RealTime IT News

Anti-Piracy P2P Bill Scrutinized

A House Judiciary subcommittee hearing on the controversial anti-piracy file sharing bill ended Thursday with an ominous warning from Committee Chairman James Sensenbrenner, Jr. (R-WI) that file-sharing is inherently illegal and needs to be stopped.

"It is my belief that many people who download (files) commit piracy," Sensenbrenner said. "It is larceny. Most of those will not go into a hardware store and steal a saw or a hammer. Am I missing something when I say it comes under the larceny heading? I'm concerned about this.

As expected, the hearings centered around the sticky issue of what constitutes hacking into a consumer's PC to find copyright-protected files and put the Recording Industry Association of America (RIAA) at odds with written testimony from the head of the Morpheus file-sharing network Steve Griffin.

Griffin, who hosted a round-table discussion immediately after Thursday's hearing to spread the P2P gospel, argued that proposals before the Committee "do not have the consumer or the majority of content creators in mind and are either reasonable nor workable."

Griffin said the focus of the bill -- sponsored by Reps. Howard Berman (D-Calif.), and Howard Coble (R-N.C.), Lamar Smith (R-TX), and Robert Wexler (D-FL) -- unfairly puts the onus on technology providers to block the sharing of copyrighted material.

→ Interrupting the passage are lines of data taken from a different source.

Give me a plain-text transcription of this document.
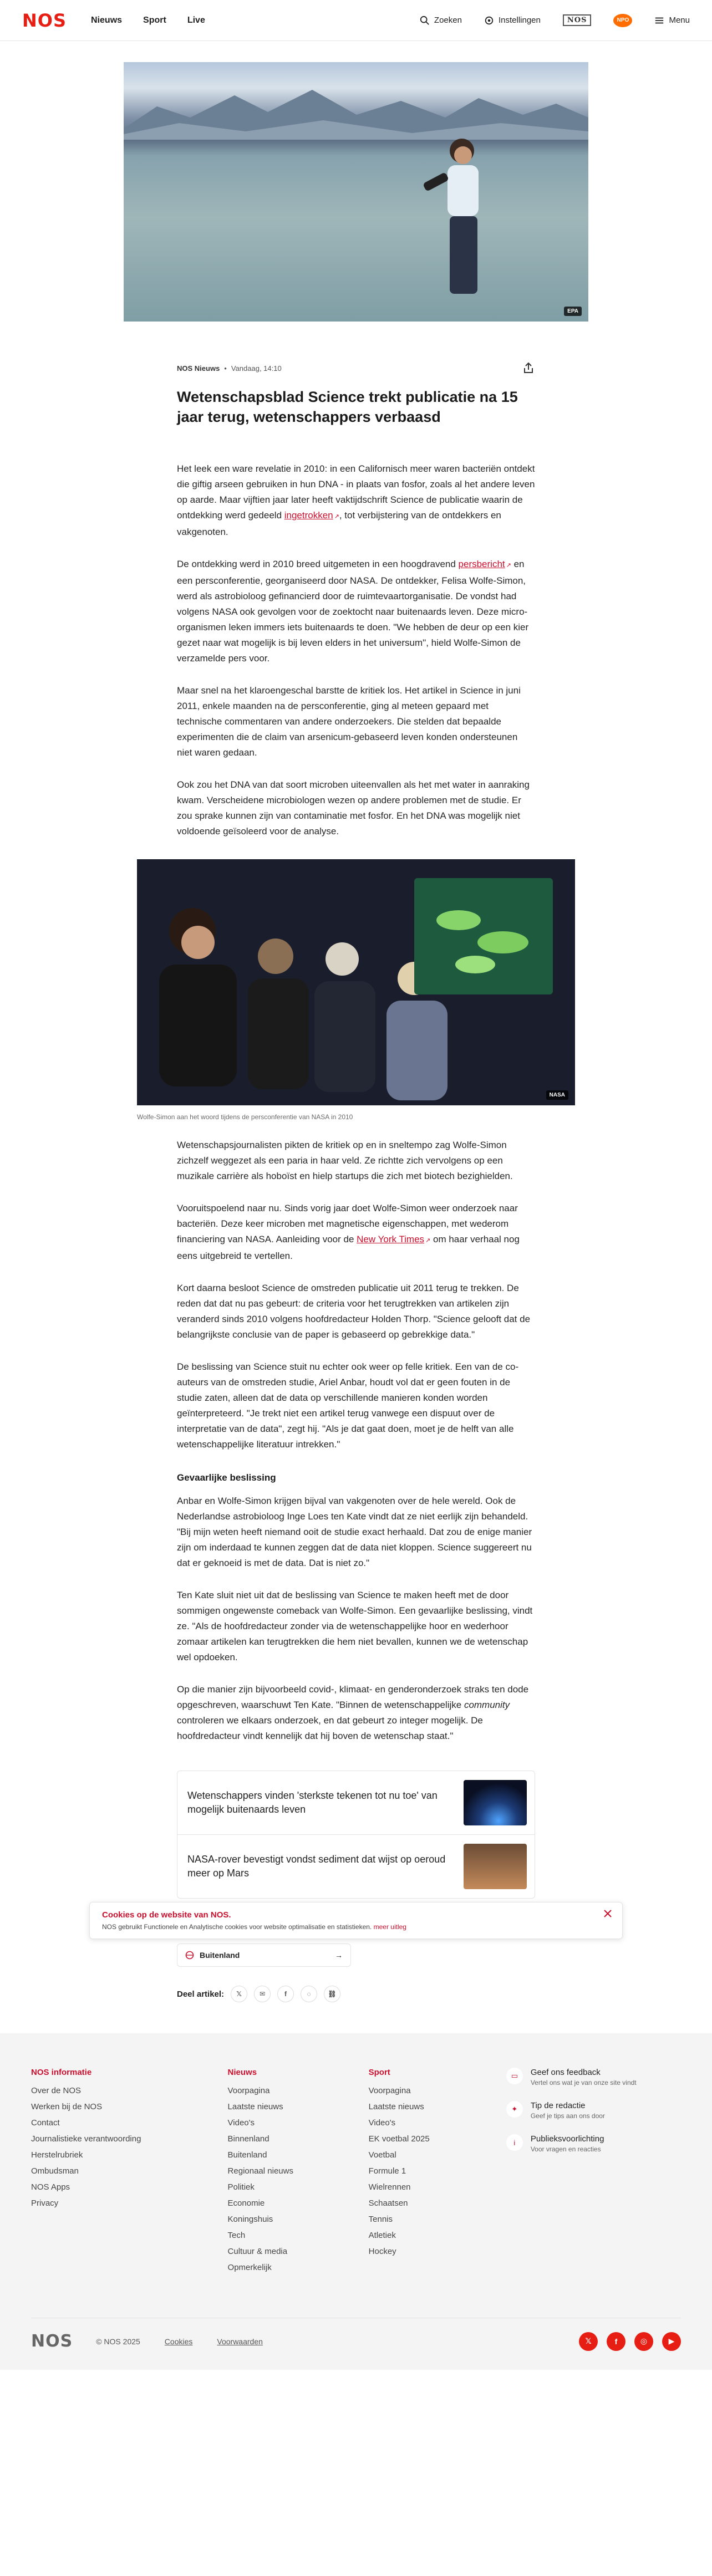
NOS	Nieuws Sport Live	Zoeken	Instellingen	NOS	NPO	Menu
EPA
NOS Nieuws • Vandaag, 14:10
Wetenschapsblad Science trekt publicatie na 15 jaar terug, wetenschappers verbaasd

Het leek een ware revelatie in 2010: in een Californisch meer waren bacteriën ontdekt die giftig arseen gebruiken in hun DNA - in plaats van fosfor, zoals al het andere leven op aarde. Maar vijftien jaar later heeft vaktijdschrift Science de publicatie waarin de ontdekking werd gedeeld ingetrokken ↗, tot verbijstering van de ontdekkers en vakgenoten.

De ontdekking werd in 2010 breed uitgemeten in een hoogdravend persbericht ↗ en een persconferentie, georganiseerd door NASA. De ontdekker, Felisa Wolfe-Simon, werd als astrobioloog gefinancierd door de ruimtevaartorganisatie. De vondst had volgens NASA ook gevolgen voor de zoektocht naar buitenaards leven. Deze micro-organismen leken immers iets buitenaards te doen. "We hebben de deur op een kier gezet naar wat mogelijk is bij leven elders in het universum", hield Wolfe-Simon de verzamelde pers voor.

Maar snel na het klaroengeschal barstte de kritiek los. Het artikel in Science in juni 2011, enkele maanden na de persconferentie, ging al meteen gepaard met technische commentaren van andere onderzoekers. Die stelden dat bepaalde experimenten die de claim van arsenicum-gebaseerd leven konden ondersteunen niet waren gedaan.

Ook zou het DNA van dat soort microben uiteenvallen als het met water in aanraking kwam. Verscheidene microbiologen wezen op andere problemen met de studie. Er zou sprake kunnen zijn van contaminatie met fosfor. En het DNA was mogelijk niet voldoende geïsoleerd voor de analyse.

NASA
Wolfe-Simon aan het woord tijdens de persconferentie van NASA in 2010

Wetenschapsjournalisten pikten de kritiek op en in sneltempo zag Wolfe-Simon zichzelf weggezet als een paria in haar veld. Ze richtte zich vervolgens op een muzikale carrière als hoboïst en hielp startups die zich met biotech bezighielden.

Vooruitspoelend naar nu. Sinds vorig jaar doet Wolfe-Simon weer onderzoek naar bacteriën. Deze keer microben met magnetische eigenschappen, met wederom financiering van NASA. Aanleiding voor de New York Times ↗ om haar verhaal nog eens uitgebreid te vertellen.

Kort daarna besloot Science de omstreden publicatie uit 2011 terug te trekken. De reden dat dat nu pas gebeurt: de criteria voor het terugtrekken van artikelen zijn veranderd sinds 2010 volgens hoofdredacteur Holden Thorp. "Science gelooft dat de belangrijkste conclusie van de paper is gebaseerd op gebrekkige data."

De beslissing van Science stuit nu echter ook weer op felle kritiek. Een van de co-auteurs van de omstreden studie, Ariel Anbar, houdt vol dat er geen fouten in de studie zaten, alleen dat de data op verschillende manieren konden worden geïnterpreteerd. "Je trekt niet een artikel terug vanwege een dispuut over de interpretatie van de data", zegt hij. "Als je dat gaat doen, moet je de helft van alle wetenschappelijke literatuur intrekken."

Gevaarlijke beslissing

Anbar en Wolfe-Simon krijgen bijval van vakgenoten over de hele wereld. Ook de Nederlandse astrobioloog Inge Loes ten Kate vindt dat ze niet eerlijk zijn behandeld. "Bij mijn weten heeft niemand ooit de studie exact herhaald. Dat zou de enige manier zijn om inderdaad te kunnen zeggen dat de data niet kloppen. Science suggereert nu dat er geknoeid is met de data. Dat is niet zo."

Ten Kate sluit niet uit dat de beslissing van Science te maken heeft met de door sommigen ongewenste comeback van Wolfe-Simon. Een gevaarlijke beslissing, vindt ze. "Als de hoofdredacteur zonder via de wetenschappelijke hoor en wederhoor zomaar artikelen kan terugtrekken die hem niet bevallen, kunnen we de wetenschap wel opdoeken.

Op die manier zijn bijvoorbeeld covid-, klimaat- en genderonderzoek straks ten dode opgeschreven, waarschuwt Ten Kate. "Binnen de wetenschappelijke community controleren we elkaars onderzoek, en dat gebeurt zo integer mogelijk. De hoofdredacteur vindt kennelijk dat hij boven de wetenschap staat."

Wetenschappers vinden 'sterkste tekenen tot nu toe' van mogelijk buitenaards leven
NASA-rover bevestigt vondst sediment dat wijst op oeroud meer op Mars
Cookies op de website van NOS.
NOS gebruikt Functionele en Analytische cookies voor website optimalisatie en statistieken. meer uitleg
Buitenland	→
Deel artikel:	𝕏	✉	f	◌	⛓
NOS informatie
Over de NOS
Werken bij de NOS
Contact
Journalistieke verantwoording
Herstelrubriek
Ombudsman
NOS Apps
Privacy
Nieuws
Voorpagina
Laatste nieuws
Video's
Binnenland
Buitenland
Regionaal nieuws
Politiek
Economie
Koningshuis
Tech
Cultuur & media
Opmerkelijk
Sport
Voorpagina
Laatste nieuws
Video's
EK voetbal 2025
Voetbal
Formule 1
Wielrennen
Schaatsen
Tennis
Atletiek
Hockey
▭	Geef ons feedback
Vertel ons wat je van onze site vindt
✦	Tip de redactie
Geef je tips aan ons door
i	Publieksvoorlichting
Voor vragen en reacties
NOS	© NOS 2025	Cookies	Voorwaarden	𝕏	f	◎	▶
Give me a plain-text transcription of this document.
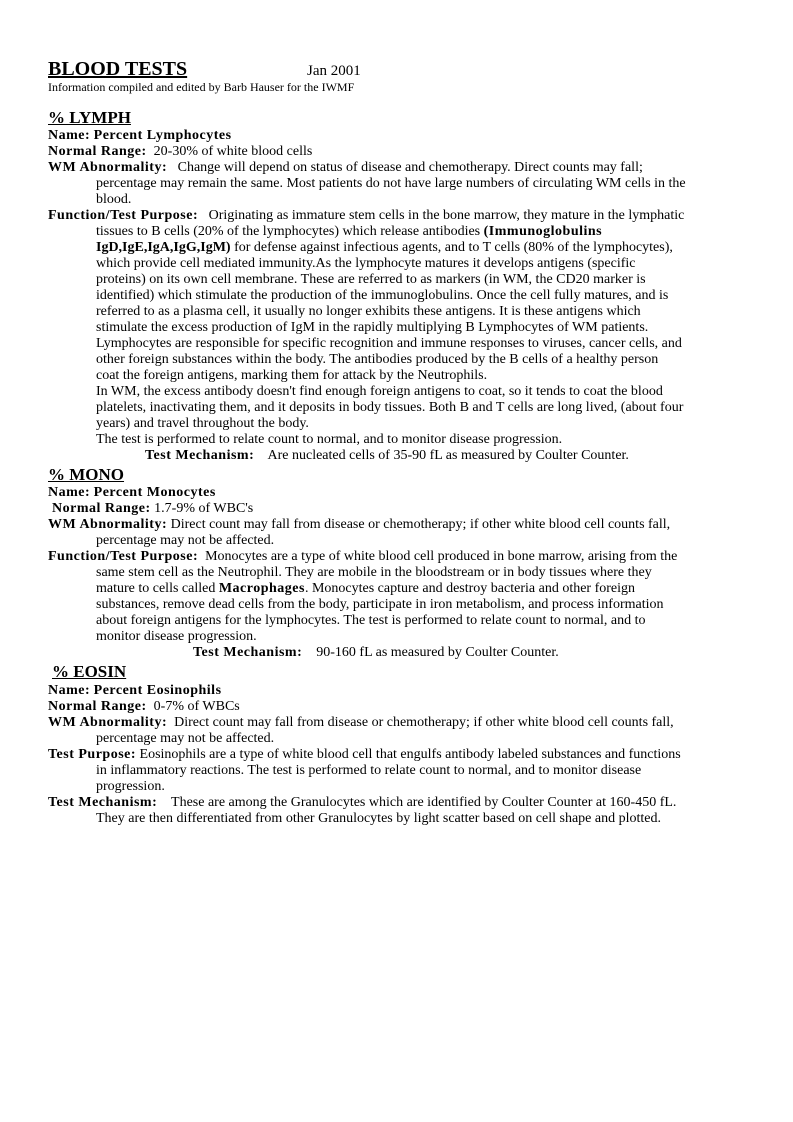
BLOOD TESTS	Jan 2001
Information compiled and edited by Barb Hauser for the IWMF
% LYMPH
Name: Percent Lymphocytes
Normal Range: 20-30% of white blood cells
WM Abnormality: Change will depend on status of disease and chemotherapy. Direct counts may fall;
percentage may remain the same. Most patients do not have large numbers of circulating WM cells in the
blood.
Function/Test Purpose: Originating as immature stem cells in the bone marrow, they mature in the lymphatic
tissues to B cells (20% of the lymphocytes) which release antibodies (Immunoglobulins
IgD,IgE,IgA,IgG,IgM) for defense against infectious agents, and to T cells (80% of the lymphocytes),
which provide cell mediated immunity.As the lymphocyte matures it develops antigens (specific
proteins) on its own cell membrane. These are referred to as markers (in WM, the CD20 marker is
identified) which stimulate the production of the immunoglobulins. Once the cell fully matures, and is
referred to as a plasma cell, it usually no longer exhibits these antigens. It is these antigens which
stimulate the excess production of IgM in the rapidly multiplying B Lymphocytes of WM patients.
Lymphocytes are responsible for specific recognition and immune responses to viruses, cancer cells, and
other foreign substances within the body. The antibodies produced by the B cells of a healthy person
coat the foreign antigens, marking them for attack by the Neutrophils.
In WM, the excess antibody doesn't find enough foreign antigens to coat, so it tends to coat the blood
platelets, inactivating them, and it deposits in body tissues. Both B and T cells are long lived, (about four
years) and travel throughout the body.
The test is performed to relate count to normal, and to monitor disease progression.
Test Mechanism: Are nucleated cells of 35-90 fL as measured by Coulter Counter.
% MONO
Name: Percent Monocytes
Normal Range: 1.7-9% of WBC's
WM Abnormality: Direct count may fall from disease or chemotherapy; if other white blood cell counts fall,
percentage may not be affected.
Function/Test Purpose: Monocytes are a type of white blood cell produced in bone marrow, arising from the
same stem cell as the Neutrophil. They are mobile in the bloodstream or in body tissues where they
mature to cells called Macrophages. Monocytes capture and destroy bacteria and other foreign
substances, remove dead cells from the body, participate in iron metabolism, and process information
about foreign antigens for the lymphocytes. The test is performed to relate count to normal, and to
monitor disease progression.
Test Mechanism: 90-160 fL as measured by Coulter Counter.
% EOSIN
Name: Percent Eosinophils
Normal Range: 0-7% of WBCs
WM Abnormality: Direct count may fall from disease or chemotherapy; if other white blood cell counts fall,
percentage may not be affected.
Test Purpose: Eosinophils are a type of white blood cell that engulfs antibody labeled substances and functions
in inflammatory reactions. The test is performed to relate count to normal, and to monitor disease
progression.
Test Mechanism: These are among the Granulocytes which are identified by Coulter Counter at 160-450 fL.
They are then differentiated from other Granulocytes by light scatter based on cell shape and plotted.
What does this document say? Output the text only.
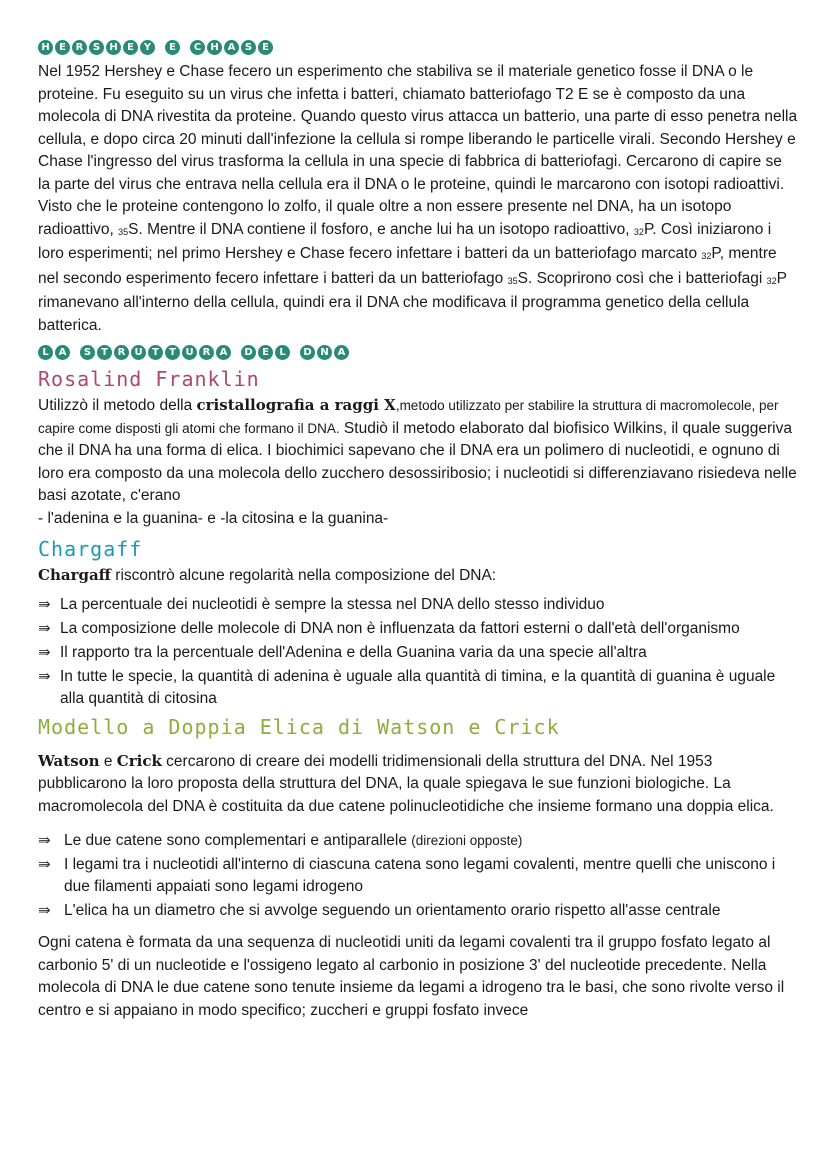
H E R S H E Y	E	C H A S E

Nel 1952 Hershey e Chase fecero un esperimento che stabiliva se il materiale genetico fosse il DNA o le proteine. Fu eseguito su un virus che infetta i batteri, chiamato batteriofago T2 E se è composto da una molecola di DNA rivestita da proteine. Quando questo virus attacca un batterio, una parte di esso penetra nella cellula, e dopo circa 20 minuti dall'infezione la cellula si rompe liberando le particelle virali. Secondo Hershey e Chase l'ingresso del virus trasforma la cellula in una specie di fabbrica di batteriofagi. Cercarono di capire se la parte del virus che entrava nella cellula era il DNA o le proteine, quindi le marcarono con isotopi radioattivi. Visto che le proteine contengono lo zolfo, il quale oltre a non essere presente nel DNA, ha un isotopo radioattivo, $_{35}$S. Mentre il DNA contiene il fosforo, e anche lui ha un isotopo radioattivo, $_{32}$P. Così iniziarono i loro esperimenti; nel primo Hershey e Chase fecero infettare i batteri da un batteriofago marcato $_{32}$P, mentre nel secondo esperimento fecero infettare i batteri da un batteriofago $_{35}$S. Scoprirono così che i batteriofagi $_{32}$P rimanevano all'interno della cellula, quindi era il DNA che modificava il programma genetico della cellula batterica.

L A	S T R U T	T U R A	D E	L	D N A
Rosalind Franklin

Utilizzò il metodo della cristallografia a raggi X,metodo utilizzato per stabilire la struttura di macromolecole, per capire come disposti gli atomi che formano il DNA. Studiò il metodo elaborato dal biofisico Wilkins, il quale suggeriva che il DNA ha una forma di elica. I biochimici sapevano che il DNA era un polimero di nucleotidi, e ognuno di loro era composto da una molecola dello zucchero desossiribosio; i nucleotidi si differenziavano risiedeva nelle basi azotate, c'erano

- l'adenina e la guanina- e -la citosina e la guanina-

Chargaff

Chargaff riscontrò alcune regolarità nella composizione del DNA:

⇛ La percentuale dei nucleotidi è sempre la stessa nel DNA dello stesso individuo
⇛ La composizione delle molecole di DNA non è influenzata da fattori esterni o dall'età dell'organismo
⇛ Il rapporto tra la percentuale dell'Adenina e della Guanina varia da una specie all'altra
⇛ In tutte le specie, la quantità di adenina è uguale alla quantità di timina, e la quantità di guanina è uguale alla quantità di citosina
Modello a Doppia Elica di Watson e Crick

Watson e Crick cercarono di creare dei modelli tridimensionali della struttura del DNA. Nel 1953 pubblicarono la loro proposta della struttura del DNA, la quale spiegava le sue funzioni biologiche. La macromolecola del DNA è costituita da due catene polinucleotidiche che insieme formano una doppia elica.

⇛ Le due catene sono complementari e antiparallele (direzioni opposte)
⇛ I legami tra i nucleotidi all'interno di ciascuna catena sono legami covalenti, mentre quelli che uniscono i due filamenti appaiati sono legami idrogeno
⇛ L'elica ha un diametro che si avvolge seguendo un orientamento orario rispetto all'asse centrale

Ogni catena è formata da una sequenza di nucleotidi uniti da legami covalenti tra il gruppo fosfato legato al carbonio 5' di un nucleotide e l'ossigeno legato al carbonio in posizione 3' del nucleotide precedente. Nella molecola di DNA le due catene sono tenute insieme da legami a idrogeno tra le basi, che sono rivolte verso il centro e si appaiano in modo specifico; zuccheri e gruppi fosfato invece
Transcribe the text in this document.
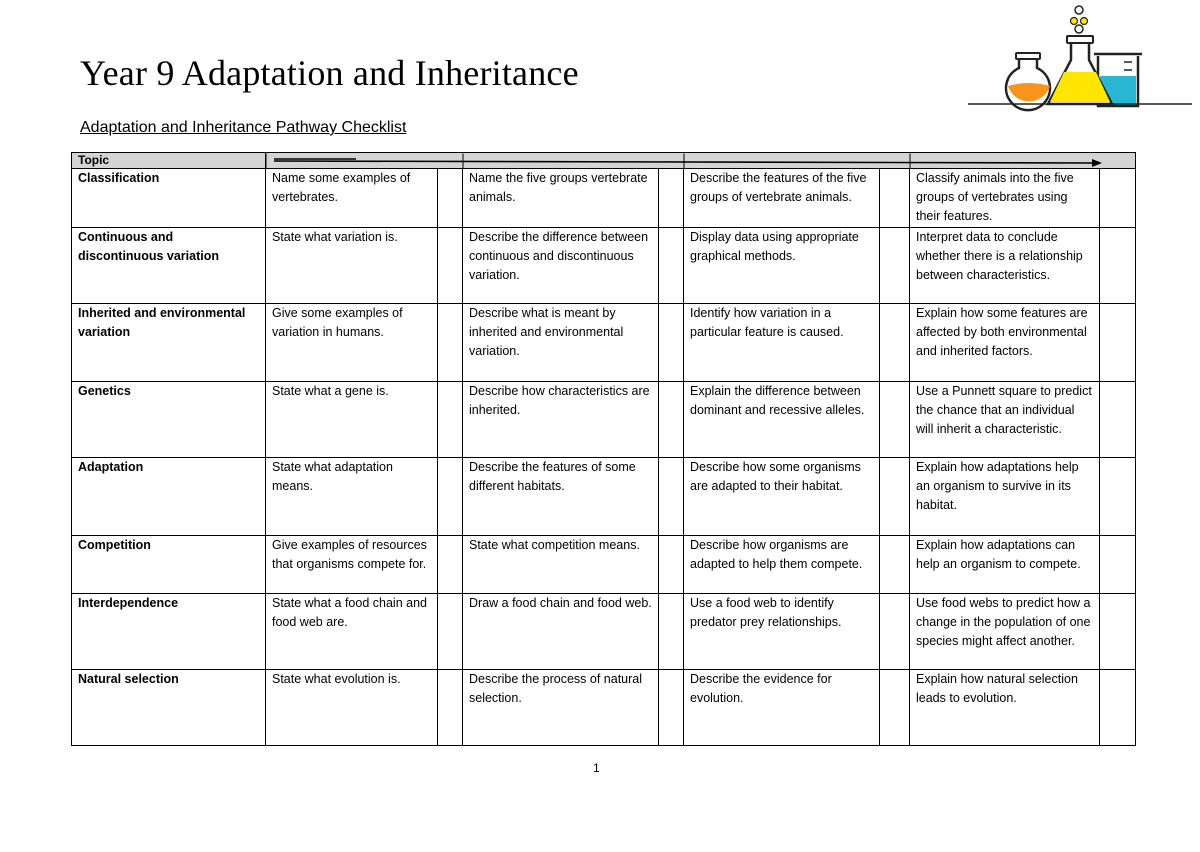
Year 9 Adaptation and Inheritance
Adaptation and Inheritance Pathway Checklist
Topic	

Classification	Name some examples of vertebrates.		Name the five groups vertebrate animals.		Describe the features of the five groups of vertebrate animals.		Classify animals into the five groups of vertebrates using their features.	
Continuous and discontinuous variation	State what variation is.		Describe the difference between continuous and discontinuous variation.		Display data using appropriate graphical methods.		Interpret data to conclude whether there is a relationship between characteristics.	
Inherited and environmental variation	Give some examples of variation in humans.		Describe what is meant by inherited and environmental variation.		Identify how variation in a particular feature is caused.		Explain how some features are affected by both environmental and inherited factors.	
Genetics	State what a gene is.		Describe how characteristics are inherited.		Explain the difference between dominant and recessive alleles.		Use a Punnett square to predict the chance that an individual will inherit a characteristic.	
Adaptation	State what adaptation means.		Describe the features of some different habitats.		Describe how some organisms are adapted to their habitat.		Explain how adaptations help an organism to survive in its habitat.	
Competition	Give examples of resources that organisms compete for.		State what competition means.		Describe how organisms are adapted to help them compete.		Explain how adaptations can help an organism to compete.	
Interdependence	State what a food chain and food web are.		Draw a food chain and food web.		Use a food web to identify predator prey relationships.		Use food webs to predict how a change in the population of one species might affect another.	
Natural selection	State what evolution is.		Describe the process of natural selection.		Describe the evidence for evolution.		Explain how natural selection leads to evolution.	
1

"We make the software that lets consumers connect with each other. The (music) studios and labels want to control how technology is created to benefit their old, stale business models," Griffin added.

But proponents of the new law argue that firmer steps need to be taken to ensure content creators and owners receive compensation when files are distributed via peer-to-peer networks.

The bill seeks to allow songwriters, photographers, film producers, karaoke tape makers and other copyright owners to take the law into their own hands and access a user's PC without facing legal repercussions.

The main focus of the bill is a safe harbor from liability under state or federal law when a copyright owner tries to prevent the unauthorized distribution of his or her work when it is publicly available on a P2P network.

And, while privacy rights advocates are worried the bill would give the recording industry the right to access an individual's PC to search for copyright-protected works, RIAA president Hilary Rosen insisted musicians need civil and criminal enforcement help to stop illegal trading.

"I wish I could tell you that there is a silver bullet that could resolve this very serious problem," Rosen said. "There is not. The answer resides in a combination of efforts that must be undertaken at the same time."

She urged an extensive public education campaign about the illegality of file-sharing and the widespread availability of licensed services for consumers. More importantly, Rosen argued that the recording industry needed technological self-help measures to prevent illegal copying and make it less desirable.

"I want to emphasize that technology is not the enemy. Peer-to-peer technology holds amazing promise for creators and consumers to experience entertainment and to communicate in ways never before available," Rosen said. However, she argued that the "misuse of technology" deprives content creators of due compensation.

In supporting the bill, which tackles the "Piracy Of Intellectual Property On Peer-to-Peer Networks," Rosen said it is intended to level the technological playing field by assuring that copyright owners can take preventive measures to deny the unauthorized downloading of their works.

Rosen said the provisions of the bill, which allows the recording to tap into an individuals' PC does not invade the user's privacy or damage the computer or network. Instead, the recording industry is only allowed to peek into a P2P user's computer to the same extent that any other (peer-to-peer) user is able to do so.

The bill, the most radical anti-piracy proposal before Congress, is not expected to pass in the current session, which ends in the middle of next month.

Public Knowledge, a public-interest advocacy organization, Media Defender and a songwriter also gave testimony but it was Morpheus' Griffin who made waves with his slam of the law as "shortsighted and nonsensical."

"Consumers have communicated that they want to connect directly in a peer-to-peer environment. We believe that there is an array of reasonable solutions to the battle between the content industry and the technology industry over such issues as peer-to-peer technology and use," Griffin argued.

"Rather than adopt shortsighted, nonsensical, and overreaching laws, Congress should facilitate a dialogue between the stakeholders in an effort to reach a reasonable, workable solution to these very important issues. If this fails to happen, the ordinary citizen, the consumer, is the one who will ultimately lose," he added.

Griffin told journalists afterwards that Morpheus' legal battles with the recording industry were a major financial strain. "We hope the courts will vindicate us but it's been really hard. I've been in business for 27 yrs and I've never been through such a difficult thing to have people call me a pirate, a hacker and a thief," he said.

At the end of the hearing, Sensenbrenner warned about "misinformation" surrounding the bill. "This is not a black and white issue. It has subtle shades of gray. This matter is not going to be pronounced dead today. The last rites will not be announced today," he said.